Taoiseach Enda Kenny has moved to quell the concerns of undocumented Irish people living in the US after his meeting with President Trump.
Mr Kenny said he had a very “constructive, beneficial” discussion on immigration with the US president during a bilateral meeting at the Oval Office.
The Taoiseach said he had raised both the issue of legal immigration paths for Irish people, including the revival of a stalled proposal of a new E3 visa scheme, as well as the status of undocumented Irish citizens living in the US.
He said the president had been surprised at the number of undocumented Irish living in the country – said to be 50,000 – and had expected it to be much higher.
Mr Kenny said the president had told him his primary focus in terms of immigration was on border security, secondly on those who had criminal records, and then on anyone else who might be undocumented.
“I would say to Irish documented, if there are small issues like parking fines or traffic lights they should clear those up through their legal people, whether they be in whatever city. That’s an issue that can lift the concern and the fear and anxiety that many undocumented Irish might have. At the end of the day this is going to require co-operation on the Hill between Republicans and Democrats.”
Mr Kenny also met the head of the homeland security John Kelly, who has been at the forefront of implementing Mr Trump's controversial clampdown on immigration, at vice-president Mike Pence's residence at the Naval Observatory on Thursday morning.
The Taoiseach also raised the issue in his speech to members of Congress at the annual Speaker’s Lunch on Capitol Hill.
“On this day, when we remember St Patrick, himself an immigrant twice over to our shores, I urge you to look sympathetically at this issue,” he said, noting that many of them came to America “decades ago, in a different era, and have been caught in limbo without any path to regularise their status”.
The series of engagements in Washington took place against a background of growing controversy over Mr Trump’s travel ban, which was blocked by two federal courts.
Asked if he had raised concerns about the immigration ban with Mr Trump, Mr Kenny deflected the question.

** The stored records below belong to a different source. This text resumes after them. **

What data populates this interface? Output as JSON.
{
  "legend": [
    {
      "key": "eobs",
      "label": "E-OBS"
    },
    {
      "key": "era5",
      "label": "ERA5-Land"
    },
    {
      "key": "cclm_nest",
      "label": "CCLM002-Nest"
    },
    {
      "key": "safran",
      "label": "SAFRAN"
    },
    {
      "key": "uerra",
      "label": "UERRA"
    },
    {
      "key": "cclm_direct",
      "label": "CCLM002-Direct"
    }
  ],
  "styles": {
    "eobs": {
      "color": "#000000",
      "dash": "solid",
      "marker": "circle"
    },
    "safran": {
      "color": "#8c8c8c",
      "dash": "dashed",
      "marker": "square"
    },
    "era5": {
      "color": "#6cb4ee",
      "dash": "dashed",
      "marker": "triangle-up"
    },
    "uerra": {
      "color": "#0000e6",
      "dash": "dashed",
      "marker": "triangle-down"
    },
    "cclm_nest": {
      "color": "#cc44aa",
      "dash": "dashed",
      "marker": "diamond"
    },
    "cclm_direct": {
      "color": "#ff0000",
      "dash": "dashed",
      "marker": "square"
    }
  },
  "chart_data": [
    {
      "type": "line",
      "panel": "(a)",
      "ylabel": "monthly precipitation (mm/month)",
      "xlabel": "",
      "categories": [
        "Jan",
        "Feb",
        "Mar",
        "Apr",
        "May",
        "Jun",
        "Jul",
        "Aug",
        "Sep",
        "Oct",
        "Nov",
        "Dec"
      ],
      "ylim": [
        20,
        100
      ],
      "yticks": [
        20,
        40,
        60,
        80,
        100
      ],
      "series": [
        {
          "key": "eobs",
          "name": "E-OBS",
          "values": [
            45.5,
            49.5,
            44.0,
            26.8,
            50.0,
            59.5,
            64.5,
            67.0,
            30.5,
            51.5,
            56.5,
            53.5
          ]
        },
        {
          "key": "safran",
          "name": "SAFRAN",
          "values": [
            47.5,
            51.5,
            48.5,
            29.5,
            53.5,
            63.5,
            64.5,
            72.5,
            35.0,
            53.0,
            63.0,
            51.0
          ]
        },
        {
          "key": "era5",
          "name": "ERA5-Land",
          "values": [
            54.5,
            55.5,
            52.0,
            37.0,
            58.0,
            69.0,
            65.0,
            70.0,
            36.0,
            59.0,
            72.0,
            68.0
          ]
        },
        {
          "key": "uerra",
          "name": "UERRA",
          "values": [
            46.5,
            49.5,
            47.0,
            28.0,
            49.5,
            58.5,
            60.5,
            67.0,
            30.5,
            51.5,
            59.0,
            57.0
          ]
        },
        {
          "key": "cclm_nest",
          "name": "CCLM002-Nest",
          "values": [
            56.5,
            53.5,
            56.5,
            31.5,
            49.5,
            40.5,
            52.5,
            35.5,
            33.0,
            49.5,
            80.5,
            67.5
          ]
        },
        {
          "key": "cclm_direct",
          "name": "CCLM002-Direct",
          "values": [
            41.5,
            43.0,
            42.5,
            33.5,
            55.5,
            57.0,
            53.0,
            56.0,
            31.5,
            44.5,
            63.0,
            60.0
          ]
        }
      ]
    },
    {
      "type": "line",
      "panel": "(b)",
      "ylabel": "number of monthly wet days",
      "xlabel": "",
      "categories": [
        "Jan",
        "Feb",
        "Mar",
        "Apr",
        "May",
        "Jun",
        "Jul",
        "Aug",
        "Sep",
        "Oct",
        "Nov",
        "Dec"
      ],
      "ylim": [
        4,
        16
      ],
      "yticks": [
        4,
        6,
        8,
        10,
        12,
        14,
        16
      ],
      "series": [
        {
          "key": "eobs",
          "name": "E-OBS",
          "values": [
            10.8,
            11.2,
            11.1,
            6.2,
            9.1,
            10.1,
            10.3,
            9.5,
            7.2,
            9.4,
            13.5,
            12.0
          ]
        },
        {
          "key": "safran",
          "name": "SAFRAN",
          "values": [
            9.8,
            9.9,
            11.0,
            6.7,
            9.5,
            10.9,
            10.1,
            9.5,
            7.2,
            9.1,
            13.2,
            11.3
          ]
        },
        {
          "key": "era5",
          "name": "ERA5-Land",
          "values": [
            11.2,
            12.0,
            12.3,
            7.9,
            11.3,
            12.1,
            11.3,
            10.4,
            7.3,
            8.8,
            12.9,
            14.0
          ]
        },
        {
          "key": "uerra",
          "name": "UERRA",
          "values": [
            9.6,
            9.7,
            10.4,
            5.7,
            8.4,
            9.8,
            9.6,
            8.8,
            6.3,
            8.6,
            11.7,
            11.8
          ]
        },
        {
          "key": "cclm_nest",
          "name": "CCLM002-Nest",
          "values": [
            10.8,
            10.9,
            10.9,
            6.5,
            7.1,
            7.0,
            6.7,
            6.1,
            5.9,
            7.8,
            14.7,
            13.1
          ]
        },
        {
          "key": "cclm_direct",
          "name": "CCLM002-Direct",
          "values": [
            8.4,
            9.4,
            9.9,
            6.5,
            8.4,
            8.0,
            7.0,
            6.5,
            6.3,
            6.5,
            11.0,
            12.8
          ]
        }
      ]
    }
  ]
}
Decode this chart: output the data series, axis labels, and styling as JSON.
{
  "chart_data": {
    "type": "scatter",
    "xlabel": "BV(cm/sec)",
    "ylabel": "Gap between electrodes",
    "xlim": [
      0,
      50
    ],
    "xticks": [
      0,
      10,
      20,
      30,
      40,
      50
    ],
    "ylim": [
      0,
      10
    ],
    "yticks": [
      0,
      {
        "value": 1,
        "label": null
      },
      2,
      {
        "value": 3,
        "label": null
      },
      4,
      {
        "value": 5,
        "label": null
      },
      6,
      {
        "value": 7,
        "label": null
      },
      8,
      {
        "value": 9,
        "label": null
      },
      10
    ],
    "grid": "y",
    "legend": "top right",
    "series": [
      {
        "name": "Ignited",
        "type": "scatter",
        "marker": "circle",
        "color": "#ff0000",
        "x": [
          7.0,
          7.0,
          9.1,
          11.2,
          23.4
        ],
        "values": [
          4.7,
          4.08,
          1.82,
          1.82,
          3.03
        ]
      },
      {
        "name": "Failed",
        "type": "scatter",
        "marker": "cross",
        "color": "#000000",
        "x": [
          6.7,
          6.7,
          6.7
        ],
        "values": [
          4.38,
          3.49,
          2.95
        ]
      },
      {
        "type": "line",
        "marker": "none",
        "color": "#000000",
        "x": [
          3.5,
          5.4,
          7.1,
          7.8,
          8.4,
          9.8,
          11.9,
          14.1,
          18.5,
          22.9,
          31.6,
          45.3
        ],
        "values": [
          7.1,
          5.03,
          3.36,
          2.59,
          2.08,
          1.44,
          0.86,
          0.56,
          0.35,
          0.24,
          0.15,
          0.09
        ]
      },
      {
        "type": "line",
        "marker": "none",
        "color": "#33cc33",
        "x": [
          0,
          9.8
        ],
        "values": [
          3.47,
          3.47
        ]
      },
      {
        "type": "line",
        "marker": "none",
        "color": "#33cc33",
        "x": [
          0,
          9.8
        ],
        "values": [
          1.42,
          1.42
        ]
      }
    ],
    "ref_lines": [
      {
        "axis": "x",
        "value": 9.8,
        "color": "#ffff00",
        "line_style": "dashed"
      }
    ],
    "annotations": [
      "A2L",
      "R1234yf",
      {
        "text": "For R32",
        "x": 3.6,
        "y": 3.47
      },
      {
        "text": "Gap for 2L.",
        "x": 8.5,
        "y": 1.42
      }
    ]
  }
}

However in his address to the Speaker’s Lunch he said the new US administration “holds within its hands the responsibility of dealing with so many global international issues in a world that is changing so rapidly and that is so fragile in so many respects”.
“I know that you will do your utmost to work in the interests of our common humanity, and you will have the prayers and the support of the Irish people,” the Taoiseach said.
Mr Kenny said the issue of tax, and in particular the presence of US pharmaceutical companies in
, had been discussed, with Mr Trump noting that pharmaceutical prices in the US were higher than in other places across the world.
“I referred to a number of American companies which had recently expanded in Ireland, and I made the point that these American firms were keen to be seen as global, international players.”
He also told Mr Trump that Irish companies operating in the US were responsible for hundreds of thousands of jobs.